Senior GCP SRE - ELK
EPAM Systems, Inc.
EPAM is a leading global provider of digital platform engineering and development services. We are committed to having a positive impact on our customers, our employees, and our communities. We embrace a dynamic and inclusive culture. Here you will collaborate with multi-national teams, contribute to a myriad of innovative projects that deliver the most creative and cutting-edge solutions, and have an opportunity to continuously learn and grow. No matter where you are located, you will join a dedicated, creative, and diverse community that will help you discover your fullest potential.

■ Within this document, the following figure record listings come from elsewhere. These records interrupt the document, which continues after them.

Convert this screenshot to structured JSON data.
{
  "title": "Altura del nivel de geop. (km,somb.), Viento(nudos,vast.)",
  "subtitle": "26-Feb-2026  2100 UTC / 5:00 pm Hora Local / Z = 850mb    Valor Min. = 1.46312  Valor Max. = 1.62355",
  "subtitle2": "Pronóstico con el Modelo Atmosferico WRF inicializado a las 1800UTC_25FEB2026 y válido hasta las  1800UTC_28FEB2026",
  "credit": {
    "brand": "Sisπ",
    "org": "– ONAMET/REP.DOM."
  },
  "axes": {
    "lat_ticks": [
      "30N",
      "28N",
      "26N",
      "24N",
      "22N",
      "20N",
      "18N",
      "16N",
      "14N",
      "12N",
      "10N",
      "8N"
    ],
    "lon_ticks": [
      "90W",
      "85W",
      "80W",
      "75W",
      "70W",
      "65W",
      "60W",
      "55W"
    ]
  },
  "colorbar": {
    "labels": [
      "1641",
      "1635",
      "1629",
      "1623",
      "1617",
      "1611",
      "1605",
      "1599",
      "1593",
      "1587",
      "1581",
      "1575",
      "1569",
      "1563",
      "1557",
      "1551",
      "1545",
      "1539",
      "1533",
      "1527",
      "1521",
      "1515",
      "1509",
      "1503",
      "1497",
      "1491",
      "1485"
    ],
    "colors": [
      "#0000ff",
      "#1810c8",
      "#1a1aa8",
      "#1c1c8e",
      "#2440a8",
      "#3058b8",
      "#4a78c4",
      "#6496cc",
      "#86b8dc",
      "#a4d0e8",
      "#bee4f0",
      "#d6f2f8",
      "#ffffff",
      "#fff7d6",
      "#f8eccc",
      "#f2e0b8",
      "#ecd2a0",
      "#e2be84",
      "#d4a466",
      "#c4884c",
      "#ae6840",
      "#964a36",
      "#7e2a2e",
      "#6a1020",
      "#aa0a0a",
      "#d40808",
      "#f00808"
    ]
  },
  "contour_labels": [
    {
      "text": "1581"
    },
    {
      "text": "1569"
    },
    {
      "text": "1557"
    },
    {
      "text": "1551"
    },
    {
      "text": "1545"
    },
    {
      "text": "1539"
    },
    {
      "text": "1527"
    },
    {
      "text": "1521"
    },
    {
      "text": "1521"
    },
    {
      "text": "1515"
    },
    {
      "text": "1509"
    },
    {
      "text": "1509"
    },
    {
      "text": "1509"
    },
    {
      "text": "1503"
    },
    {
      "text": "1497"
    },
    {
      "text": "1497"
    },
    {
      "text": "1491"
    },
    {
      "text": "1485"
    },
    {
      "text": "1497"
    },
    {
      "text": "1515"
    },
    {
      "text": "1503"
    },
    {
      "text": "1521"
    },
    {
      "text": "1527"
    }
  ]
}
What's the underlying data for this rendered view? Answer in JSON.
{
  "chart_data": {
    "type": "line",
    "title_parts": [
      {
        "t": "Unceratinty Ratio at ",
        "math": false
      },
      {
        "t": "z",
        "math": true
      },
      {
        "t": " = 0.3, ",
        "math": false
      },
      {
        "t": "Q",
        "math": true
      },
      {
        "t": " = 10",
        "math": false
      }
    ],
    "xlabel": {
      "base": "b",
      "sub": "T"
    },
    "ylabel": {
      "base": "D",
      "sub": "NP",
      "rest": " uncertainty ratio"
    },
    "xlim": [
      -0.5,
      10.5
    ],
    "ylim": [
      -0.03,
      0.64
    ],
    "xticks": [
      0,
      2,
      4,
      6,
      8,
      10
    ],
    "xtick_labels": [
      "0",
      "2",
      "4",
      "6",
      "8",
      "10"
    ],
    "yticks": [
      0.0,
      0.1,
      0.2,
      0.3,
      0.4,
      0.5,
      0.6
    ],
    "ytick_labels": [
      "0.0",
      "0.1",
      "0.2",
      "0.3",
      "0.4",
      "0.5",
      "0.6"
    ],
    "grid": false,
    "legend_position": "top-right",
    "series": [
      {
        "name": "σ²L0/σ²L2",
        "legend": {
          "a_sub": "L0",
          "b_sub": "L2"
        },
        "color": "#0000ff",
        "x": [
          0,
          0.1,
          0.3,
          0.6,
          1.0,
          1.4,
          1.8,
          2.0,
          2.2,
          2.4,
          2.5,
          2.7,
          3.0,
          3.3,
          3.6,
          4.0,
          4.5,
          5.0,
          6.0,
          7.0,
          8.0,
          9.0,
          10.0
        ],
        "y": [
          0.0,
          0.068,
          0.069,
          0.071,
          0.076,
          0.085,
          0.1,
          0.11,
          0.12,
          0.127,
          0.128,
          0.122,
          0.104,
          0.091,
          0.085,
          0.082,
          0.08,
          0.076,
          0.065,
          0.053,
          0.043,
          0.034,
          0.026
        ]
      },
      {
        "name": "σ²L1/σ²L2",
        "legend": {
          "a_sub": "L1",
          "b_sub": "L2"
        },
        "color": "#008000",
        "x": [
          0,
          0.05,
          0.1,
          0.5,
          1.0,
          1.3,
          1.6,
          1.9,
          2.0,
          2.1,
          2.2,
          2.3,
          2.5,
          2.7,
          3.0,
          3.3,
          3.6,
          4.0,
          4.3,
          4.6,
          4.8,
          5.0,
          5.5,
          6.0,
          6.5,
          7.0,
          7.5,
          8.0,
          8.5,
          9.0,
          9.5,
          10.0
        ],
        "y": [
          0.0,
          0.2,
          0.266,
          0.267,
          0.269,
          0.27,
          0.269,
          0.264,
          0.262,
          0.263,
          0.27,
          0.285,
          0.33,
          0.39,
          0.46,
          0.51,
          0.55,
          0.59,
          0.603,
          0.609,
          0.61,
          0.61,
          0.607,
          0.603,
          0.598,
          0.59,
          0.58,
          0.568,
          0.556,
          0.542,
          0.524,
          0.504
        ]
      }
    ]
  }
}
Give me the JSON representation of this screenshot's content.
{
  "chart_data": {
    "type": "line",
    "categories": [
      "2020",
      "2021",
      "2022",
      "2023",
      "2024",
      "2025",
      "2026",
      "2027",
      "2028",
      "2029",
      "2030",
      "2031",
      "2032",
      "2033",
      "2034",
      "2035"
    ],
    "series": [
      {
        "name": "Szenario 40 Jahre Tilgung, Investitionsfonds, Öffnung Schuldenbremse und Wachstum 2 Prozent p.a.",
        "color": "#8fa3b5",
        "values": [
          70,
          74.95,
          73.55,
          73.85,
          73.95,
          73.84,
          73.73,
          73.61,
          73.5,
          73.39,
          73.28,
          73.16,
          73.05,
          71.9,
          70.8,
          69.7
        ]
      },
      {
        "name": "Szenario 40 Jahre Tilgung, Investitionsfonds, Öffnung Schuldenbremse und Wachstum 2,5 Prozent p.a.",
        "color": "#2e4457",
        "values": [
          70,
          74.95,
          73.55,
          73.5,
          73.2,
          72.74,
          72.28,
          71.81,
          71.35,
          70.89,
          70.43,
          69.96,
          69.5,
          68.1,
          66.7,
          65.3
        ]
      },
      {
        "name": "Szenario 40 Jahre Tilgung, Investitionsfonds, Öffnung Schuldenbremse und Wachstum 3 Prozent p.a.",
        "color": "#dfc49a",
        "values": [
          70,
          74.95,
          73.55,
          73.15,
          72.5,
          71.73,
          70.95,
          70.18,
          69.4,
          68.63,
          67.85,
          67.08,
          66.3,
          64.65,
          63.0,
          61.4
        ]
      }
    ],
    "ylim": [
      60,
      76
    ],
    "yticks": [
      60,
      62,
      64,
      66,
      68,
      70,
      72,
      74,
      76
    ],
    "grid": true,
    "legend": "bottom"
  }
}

We are seeking a Senior GCP SRE - ELK to join a B2B parts business undergoing commerce and digital transformation. In this client-facing role, you will support the platform COE within a DevOps/SRE function, working with teams across both the Americas and Belgium to build and maintain scalable, secure and reliable cloud infrastructure.
Responsibilities
- Design, implement and manage scalable and secure cloud infrastructure on Google Cloud Platform (GCP)
- Optimization of GCP resources for performance, cost and reliability
- Monitor and troubleshoot GCP services to ensure high availability and performance
- Deploy, manage and scale containerized applications using Google Kubernetes Engine (GKE)
- Implementation and maintenance of Kubernetes clusters, ensuring proper configuration and security
- Utilize Helm for package management and deployment of applications on Kubernetes
- Develop and maintain CI/CD pipelines using tools such as Jenkins, ArgoCD and GitLab to automate application deployment and infrastructure provisioning
- Collaborate with development teams to integrate CI/CD practices into the software development lifecycle
- Implementation of monitoring solutions using Prometheus, Grafana and ElasticSearch to track application performance and system health
- Set up logging and tracing mechanisms to facilitate troubleshooting and performance optimization
- Administer and optimize Confluent Kafka clusters deployed across both SaaS and on-premises environments to ensure high availability, fault tolerance and continuous data streaming
- Development and maintenance of automation scripts and tools for deployment, scaling and monitoring of Kafka services
- Investigate and resolve operational incidents, minimizing downtime and service disruption
- Collaborate with cross-functional teams to gather requirements and provide technical guidance on cloud and containerization best practices
- Documentation of architecture, processes and procedures to ensure knowledge sharing and compliance with best practices
Requirements
- 4-10 years of experience in a DevOps or SRE role
- Production expertise in Google Cloud Platform (GCP)
- Proficiency in Kubernetes (GKE, Helm)
- Background in managing Confluent Kafka Platform across SaaS and inhouse instances
- Competency in CI/CD tools (Jenkins, ArgoCD)
- Skills in logging, metrics and tracing (Prometheus, ElasticSearch, Grafana)
- Familiarity with Kibana
- Very good English level for a client-facing role with stakeholders in both Americas and Belgium
We offer
- Opportunity to work on technical challenges that may impact across geographies
- Vast opportunities for self-development: online university, knowledge sharing opportunities globally, learning opportunities through external certifications
- Opportunity to share your ideas on international platforms
- Sponsored Tech Talks & Hackathons
- Unlimited access to LinkedIn learning solutions
- Possibility to relocate to any EPAM office for short and long-term projects
- Focused individual development
- Benefit package:
- Health benefits
- Retirement benefits
- Paid time off
- Flexible benefits
- Forums to explore beyond work passion (CSR, photography, painting, sports, etc.)